The Deer Hunter is one of the best films of the 1970s (a great decade of film-making). Breakout performances by De Niro, Streep, Cazale, Savage and Walken; beautiful direction (the early wedding scene is a film unto itself) and a powerful script. Haven't seen it? You're missing something.
Great movie, but this was NOT the first movie about the Vietnam war. Not even if your talking about the first movie after the war was over. A fabulous movie called 'The Boys in Company C' was the FIRST movie that came out after the war. In fact, if you ask me, Full Metal Jacket was a rip off of that movie. And as far as I can recall, 'The Green Berets' starring none other that John Wayne was one of, if not the first Vietnam movie. fyi
A movie that irrevocably changed at how Vietnam war movies (and war movies) were later made, this one is stylistically violent and distubing with many metaphors including the scenes with the deer hunting and the Russian Roulette sequences and proficient amounts of blood. Made DeNiro a household name.

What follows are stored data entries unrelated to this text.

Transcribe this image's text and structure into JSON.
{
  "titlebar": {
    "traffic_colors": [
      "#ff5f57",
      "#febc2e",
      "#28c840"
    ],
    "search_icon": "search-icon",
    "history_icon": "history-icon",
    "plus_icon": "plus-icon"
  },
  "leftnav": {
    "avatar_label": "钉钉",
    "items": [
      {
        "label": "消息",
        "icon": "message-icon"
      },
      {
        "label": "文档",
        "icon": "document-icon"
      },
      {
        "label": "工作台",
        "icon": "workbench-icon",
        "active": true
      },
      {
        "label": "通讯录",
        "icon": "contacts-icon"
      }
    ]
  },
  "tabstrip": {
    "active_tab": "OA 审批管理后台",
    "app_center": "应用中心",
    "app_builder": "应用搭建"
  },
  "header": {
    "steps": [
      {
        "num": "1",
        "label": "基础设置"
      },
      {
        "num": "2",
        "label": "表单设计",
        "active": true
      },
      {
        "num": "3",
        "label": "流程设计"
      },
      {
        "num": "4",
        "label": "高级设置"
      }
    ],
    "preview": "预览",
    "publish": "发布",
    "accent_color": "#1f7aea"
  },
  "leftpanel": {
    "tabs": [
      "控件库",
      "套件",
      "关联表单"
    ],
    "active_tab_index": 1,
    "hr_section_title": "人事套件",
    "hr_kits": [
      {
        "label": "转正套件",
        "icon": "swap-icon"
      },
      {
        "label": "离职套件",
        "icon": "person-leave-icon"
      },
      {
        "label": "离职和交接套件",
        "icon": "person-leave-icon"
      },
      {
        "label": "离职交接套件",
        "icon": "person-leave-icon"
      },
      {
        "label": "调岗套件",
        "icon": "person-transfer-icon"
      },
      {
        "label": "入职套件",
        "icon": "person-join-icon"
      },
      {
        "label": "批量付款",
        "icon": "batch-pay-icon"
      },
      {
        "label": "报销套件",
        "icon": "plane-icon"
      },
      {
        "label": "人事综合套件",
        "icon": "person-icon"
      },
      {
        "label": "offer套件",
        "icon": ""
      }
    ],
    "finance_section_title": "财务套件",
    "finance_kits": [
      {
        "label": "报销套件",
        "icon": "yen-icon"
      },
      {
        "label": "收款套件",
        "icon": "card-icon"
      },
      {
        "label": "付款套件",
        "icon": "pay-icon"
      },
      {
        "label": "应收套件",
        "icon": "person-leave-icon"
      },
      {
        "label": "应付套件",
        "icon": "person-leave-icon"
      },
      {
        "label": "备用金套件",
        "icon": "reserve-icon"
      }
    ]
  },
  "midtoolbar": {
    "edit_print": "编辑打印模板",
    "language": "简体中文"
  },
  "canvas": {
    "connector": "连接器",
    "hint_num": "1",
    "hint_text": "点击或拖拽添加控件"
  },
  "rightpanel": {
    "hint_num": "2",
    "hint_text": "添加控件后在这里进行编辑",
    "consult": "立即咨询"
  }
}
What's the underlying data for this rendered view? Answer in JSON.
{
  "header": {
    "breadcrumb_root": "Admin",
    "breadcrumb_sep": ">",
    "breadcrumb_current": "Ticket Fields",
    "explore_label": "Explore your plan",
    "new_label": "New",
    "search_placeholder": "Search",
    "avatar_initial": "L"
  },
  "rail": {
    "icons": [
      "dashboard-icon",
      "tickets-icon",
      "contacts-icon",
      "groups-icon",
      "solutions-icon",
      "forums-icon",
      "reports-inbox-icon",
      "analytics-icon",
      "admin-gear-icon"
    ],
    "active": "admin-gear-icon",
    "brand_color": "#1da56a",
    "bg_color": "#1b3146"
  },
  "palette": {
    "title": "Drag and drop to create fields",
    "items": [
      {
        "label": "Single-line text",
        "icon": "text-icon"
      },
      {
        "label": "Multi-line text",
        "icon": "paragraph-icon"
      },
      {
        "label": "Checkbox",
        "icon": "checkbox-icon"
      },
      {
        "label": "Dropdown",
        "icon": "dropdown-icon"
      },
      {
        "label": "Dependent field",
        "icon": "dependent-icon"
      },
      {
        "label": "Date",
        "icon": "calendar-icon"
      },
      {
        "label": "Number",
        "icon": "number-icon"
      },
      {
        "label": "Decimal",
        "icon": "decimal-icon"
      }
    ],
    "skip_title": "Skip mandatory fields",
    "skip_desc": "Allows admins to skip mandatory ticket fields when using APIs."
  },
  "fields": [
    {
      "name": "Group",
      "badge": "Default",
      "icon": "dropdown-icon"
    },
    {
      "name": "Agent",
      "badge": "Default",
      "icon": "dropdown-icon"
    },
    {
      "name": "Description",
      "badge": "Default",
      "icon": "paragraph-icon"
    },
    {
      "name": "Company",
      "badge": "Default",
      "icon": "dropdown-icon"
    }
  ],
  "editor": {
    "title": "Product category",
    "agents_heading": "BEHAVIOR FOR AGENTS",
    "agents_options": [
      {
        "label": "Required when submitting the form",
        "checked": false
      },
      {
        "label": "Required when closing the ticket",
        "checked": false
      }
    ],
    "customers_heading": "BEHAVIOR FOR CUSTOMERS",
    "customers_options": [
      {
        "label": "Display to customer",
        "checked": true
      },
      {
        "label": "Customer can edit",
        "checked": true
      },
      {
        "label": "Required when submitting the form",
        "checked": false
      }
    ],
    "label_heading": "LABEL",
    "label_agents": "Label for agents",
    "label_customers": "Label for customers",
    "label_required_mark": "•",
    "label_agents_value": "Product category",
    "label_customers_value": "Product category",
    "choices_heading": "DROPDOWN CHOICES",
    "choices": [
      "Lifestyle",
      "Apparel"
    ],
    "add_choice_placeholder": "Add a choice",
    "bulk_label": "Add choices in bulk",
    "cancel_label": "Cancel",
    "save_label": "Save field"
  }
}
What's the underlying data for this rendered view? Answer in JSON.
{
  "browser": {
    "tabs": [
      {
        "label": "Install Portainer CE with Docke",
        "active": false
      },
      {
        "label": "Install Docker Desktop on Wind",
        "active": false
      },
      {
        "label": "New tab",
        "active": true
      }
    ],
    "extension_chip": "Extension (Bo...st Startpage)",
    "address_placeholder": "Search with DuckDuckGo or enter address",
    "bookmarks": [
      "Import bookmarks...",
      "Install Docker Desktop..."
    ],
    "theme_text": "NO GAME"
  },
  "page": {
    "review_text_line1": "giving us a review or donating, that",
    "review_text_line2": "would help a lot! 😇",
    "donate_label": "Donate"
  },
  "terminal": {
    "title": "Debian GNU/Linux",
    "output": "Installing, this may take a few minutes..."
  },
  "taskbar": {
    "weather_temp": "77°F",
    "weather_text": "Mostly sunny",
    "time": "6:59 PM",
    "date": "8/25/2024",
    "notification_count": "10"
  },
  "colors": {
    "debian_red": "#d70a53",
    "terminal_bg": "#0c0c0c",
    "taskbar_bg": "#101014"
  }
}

In the first film about the Vietnam war, Robert de Niro plays Mike, a guy who is, as the title suggests, deer hunter. But he is THE deer hunter of the town. After his friend Steve gets married, he and Nick (Christopher Walken) go to the woods on a final deer hunt before Nick, Mike and Steve get shipped over seas to fight in Vietnam. While fighting, they are taken prisoner and barely escape. Nick stays in Vietnam and joins the Russian roulet under world of Vietnam while Mike goes home and Steve goes to a veterans hospital. Both still trying to adapt to the life outside of the war. I first saw this film and was just blown away with how the director was so good at showing what the Vietnam war veterans feel like when they come home from war. I give this a A+ score in my book.
I was greatly disappointed after watching this because I was told it was one of the greatest war movies ever. There's only like 10 minutes of war in this 3 hour long movie, so I wouldn't call it a complete war movie. The first hour of this movie is very boring, but serves a purpose nonetheless. But despite this film, I still love Robert DeNiro, he never lets me down.